We had nowhere except the station to spend the night, so we wanted to get there as late as we possibly could.
We had dinner at a fancy Italian place instead of on the street: it took longer. After dinner, we walked slowly towards the bus stop and discovered that the next bus (which was the last bus) to the station was 45 minutes away. After the day’s adventures, we were more than a little tired, so we made our way to the river and sat around for half an hour just looking at the city lights.
We got back to the bus-stop well in time for our 22:35 bus. Except that it didn’t come.

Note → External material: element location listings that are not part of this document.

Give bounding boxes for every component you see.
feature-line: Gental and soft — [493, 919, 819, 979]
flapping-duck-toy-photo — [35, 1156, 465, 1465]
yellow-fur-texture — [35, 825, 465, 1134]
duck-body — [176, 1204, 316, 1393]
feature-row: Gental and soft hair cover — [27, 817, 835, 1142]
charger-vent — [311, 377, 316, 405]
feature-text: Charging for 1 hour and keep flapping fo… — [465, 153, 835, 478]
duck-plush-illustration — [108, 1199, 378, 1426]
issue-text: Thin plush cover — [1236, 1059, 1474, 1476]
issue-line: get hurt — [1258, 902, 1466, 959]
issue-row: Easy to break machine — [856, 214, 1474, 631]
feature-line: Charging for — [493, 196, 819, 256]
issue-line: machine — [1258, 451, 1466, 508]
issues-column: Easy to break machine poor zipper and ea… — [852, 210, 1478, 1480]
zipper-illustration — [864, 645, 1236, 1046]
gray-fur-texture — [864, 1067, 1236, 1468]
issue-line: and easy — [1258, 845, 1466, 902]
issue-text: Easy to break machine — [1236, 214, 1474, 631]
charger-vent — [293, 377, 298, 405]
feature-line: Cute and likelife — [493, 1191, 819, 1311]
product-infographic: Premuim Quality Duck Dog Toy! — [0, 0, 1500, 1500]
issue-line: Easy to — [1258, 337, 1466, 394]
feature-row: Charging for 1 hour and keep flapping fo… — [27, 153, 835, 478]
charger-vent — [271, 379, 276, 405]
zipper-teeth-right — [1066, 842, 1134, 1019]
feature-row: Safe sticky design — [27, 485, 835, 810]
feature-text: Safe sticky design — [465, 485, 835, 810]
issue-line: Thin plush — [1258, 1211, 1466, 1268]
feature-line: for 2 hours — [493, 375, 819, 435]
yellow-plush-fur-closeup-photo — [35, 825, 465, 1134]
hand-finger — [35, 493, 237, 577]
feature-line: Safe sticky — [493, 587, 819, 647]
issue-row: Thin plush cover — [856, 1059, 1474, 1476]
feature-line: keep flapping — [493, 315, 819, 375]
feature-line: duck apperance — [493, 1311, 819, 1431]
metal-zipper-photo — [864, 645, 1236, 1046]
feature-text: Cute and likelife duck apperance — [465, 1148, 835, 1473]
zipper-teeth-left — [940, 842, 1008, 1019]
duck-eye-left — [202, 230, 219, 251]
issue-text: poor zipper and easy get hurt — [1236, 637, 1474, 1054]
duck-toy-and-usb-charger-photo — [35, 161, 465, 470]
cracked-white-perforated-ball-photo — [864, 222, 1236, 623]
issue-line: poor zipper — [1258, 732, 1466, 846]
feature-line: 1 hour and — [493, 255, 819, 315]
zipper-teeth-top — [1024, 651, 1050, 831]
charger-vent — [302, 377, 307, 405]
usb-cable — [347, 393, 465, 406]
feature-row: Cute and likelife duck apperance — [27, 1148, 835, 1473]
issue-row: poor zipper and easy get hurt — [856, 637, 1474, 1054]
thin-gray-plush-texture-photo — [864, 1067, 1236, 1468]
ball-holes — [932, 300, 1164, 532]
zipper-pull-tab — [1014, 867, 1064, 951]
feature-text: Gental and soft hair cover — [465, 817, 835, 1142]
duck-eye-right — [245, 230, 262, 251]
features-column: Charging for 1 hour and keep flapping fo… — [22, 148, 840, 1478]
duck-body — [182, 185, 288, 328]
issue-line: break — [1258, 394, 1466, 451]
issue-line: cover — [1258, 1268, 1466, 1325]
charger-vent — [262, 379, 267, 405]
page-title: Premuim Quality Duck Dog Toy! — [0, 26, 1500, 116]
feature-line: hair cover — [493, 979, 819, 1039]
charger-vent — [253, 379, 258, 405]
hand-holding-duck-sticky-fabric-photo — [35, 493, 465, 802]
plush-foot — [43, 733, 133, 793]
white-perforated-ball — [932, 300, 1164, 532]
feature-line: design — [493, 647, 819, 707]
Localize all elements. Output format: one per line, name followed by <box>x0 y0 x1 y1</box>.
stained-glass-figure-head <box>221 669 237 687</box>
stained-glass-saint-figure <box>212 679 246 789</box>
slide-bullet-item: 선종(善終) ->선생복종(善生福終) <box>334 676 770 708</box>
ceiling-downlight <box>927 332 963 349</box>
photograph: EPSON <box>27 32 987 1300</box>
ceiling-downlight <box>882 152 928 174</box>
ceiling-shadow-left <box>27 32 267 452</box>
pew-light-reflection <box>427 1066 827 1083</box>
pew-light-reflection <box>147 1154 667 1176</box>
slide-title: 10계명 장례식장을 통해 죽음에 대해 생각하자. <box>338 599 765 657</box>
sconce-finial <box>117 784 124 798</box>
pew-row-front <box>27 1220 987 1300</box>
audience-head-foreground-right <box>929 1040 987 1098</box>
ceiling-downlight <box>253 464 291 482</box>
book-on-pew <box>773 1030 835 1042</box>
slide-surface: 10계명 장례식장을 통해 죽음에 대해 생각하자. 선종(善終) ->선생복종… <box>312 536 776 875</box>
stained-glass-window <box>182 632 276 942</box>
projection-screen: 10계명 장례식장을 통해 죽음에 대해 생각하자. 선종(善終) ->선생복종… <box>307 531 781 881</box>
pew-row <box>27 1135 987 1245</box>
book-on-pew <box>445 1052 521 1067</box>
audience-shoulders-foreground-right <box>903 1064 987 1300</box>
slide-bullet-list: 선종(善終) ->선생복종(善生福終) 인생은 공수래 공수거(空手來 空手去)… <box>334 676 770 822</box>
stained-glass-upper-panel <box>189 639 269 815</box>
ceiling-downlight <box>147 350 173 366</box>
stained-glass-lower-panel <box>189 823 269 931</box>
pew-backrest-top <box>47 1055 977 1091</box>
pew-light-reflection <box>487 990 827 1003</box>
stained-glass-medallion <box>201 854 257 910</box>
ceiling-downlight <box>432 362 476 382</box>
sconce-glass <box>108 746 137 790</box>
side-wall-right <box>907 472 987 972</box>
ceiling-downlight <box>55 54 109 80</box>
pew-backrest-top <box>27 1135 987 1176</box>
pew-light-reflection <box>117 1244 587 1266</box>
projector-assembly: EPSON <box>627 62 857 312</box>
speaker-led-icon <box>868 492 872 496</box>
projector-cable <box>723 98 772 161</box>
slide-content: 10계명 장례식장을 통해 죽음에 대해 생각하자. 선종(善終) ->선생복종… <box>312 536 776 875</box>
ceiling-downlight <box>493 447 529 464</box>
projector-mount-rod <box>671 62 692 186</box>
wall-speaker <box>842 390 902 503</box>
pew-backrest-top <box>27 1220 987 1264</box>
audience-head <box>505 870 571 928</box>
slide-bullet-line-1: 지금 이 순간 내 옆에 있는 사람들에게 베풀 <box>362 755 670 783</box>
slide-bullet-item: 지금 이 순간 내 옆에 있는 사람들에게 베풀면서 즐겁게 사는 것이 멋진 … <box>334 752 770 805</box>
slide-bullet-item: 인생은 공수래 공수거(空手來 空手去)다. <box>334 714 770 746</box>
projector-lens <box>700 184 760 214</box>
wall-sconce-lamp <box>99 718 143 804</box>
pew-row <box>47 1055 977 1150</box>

We waited till 23:00 before approaching a girl waiting at the stop.
“Hello, do you speak English?” I asked.
“No.”
“A little?”
“No.”
I had to rethink my plan now.
“Bus?” I pronounced it the Italian way, and then realised what a stupid question that was because it amounted to Are you waiting for a bus at the bus-stop?
She smiled. “Si.”
I pointed to the board on which the list of buses was displayed, gesturing, “Which one?”
She pointed.
“Stazione?” I hazarded.
“No, no!” She uttered a string of words with elaborate gestures that communicated to me that there was no bus to the stazione.
Gestures followed gestures, but now we knew the words for ‘here’ and ‘where’ in Italian, which helped.
She helped us out and we got into a bus that was too crowded for me to punch my ticket. We got off a little later and walked to the station, exhausted.
Technically, we spend a long time outdoors in Florence, not just the ‘few hours‘ I claimed yesterday. Because we spent the whole night outside the station, sitting on trolleys, playing Name-Place-Animal-Thing, and listening to drunken brawls, crashing glass and ambulance sirens in the middle of the night.